Kevin A. Bowen, owner of Core Dynamics Pilates in Santa Fe, NM: I do not think that the PSAP will have any positive effects for our teacher-training program. The PMA is correct that the Registry of Schools created confusion, but this new process will, in my opinion, create more confusion and allow those approved schools to pit themselves against those schools that choose not to get approval. I also find it concerning that the PMA is establishing this type of school approval program in addition to its certification exam. I feel it is overreaching its mission. It may further prove to confuse the industry, since some may interpret this with regard to education as an accreditation.

CONSUMERS WON’T UNDERSTAND

Cohn: We do not see any indication from our customers that the PSAP would influence their decision on whether or not to train with us. Our clients weigh factors such as cost, convenience and the content of a teacher-training program over whether a program is associated with the PMA.

Corp:
Schools that are not approved by the new process will still be able to allow their students to sit for the PMA exam and offer PMA-approved continuing-education courses. This begs the question, what special benefit is there to being “an approved school” of the PMA?

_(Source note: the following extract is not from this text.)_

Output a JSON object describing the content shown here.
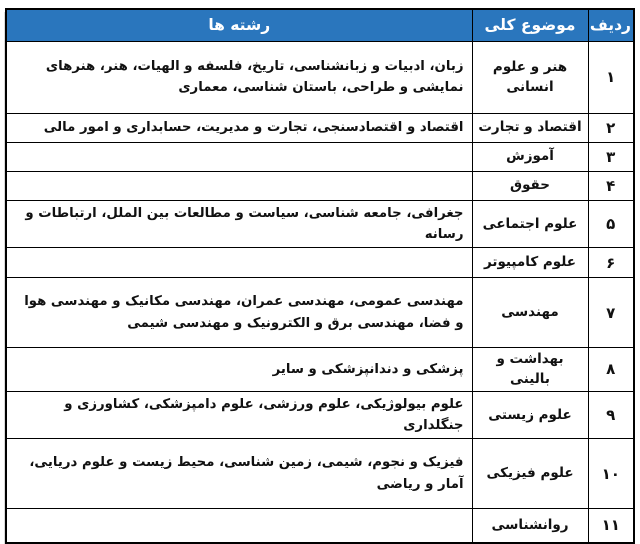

Bowen: I would also call into question the blurred lines when speaking to or recommending training programs either via an approved list or personal consultation, by the association or certification commission. The public will not understand that the association is different from the certification commission, as they share the same office.

POSSIBLE NEGATIVE EFFECTS ON STATE LICENSING

Bowen: If the Pilates training schools move toward licensure by states, they may be tied into additional regulation. For example, in Colorado, once a school is licensed, then any type of educational programming offered by that school, including two- to four-hour continuing-education workshops by traveling educators, must also be filed with the State, and the appropriate fees paid and paperwork completed.

Cohn: While I respect the PMA’s intent, adding more costs and restrictions may not be the best way for the PMA to serve the industry.

A NEED FOR ADDITIONAL STANDARDS

Bowen: If the PMA truly wants to establish didactic standards for schools, shouldn’t those standards include safe and effective Pilates teaching protocols, and an actual definition and white paper about the Pilates method in addition to the other information being requested?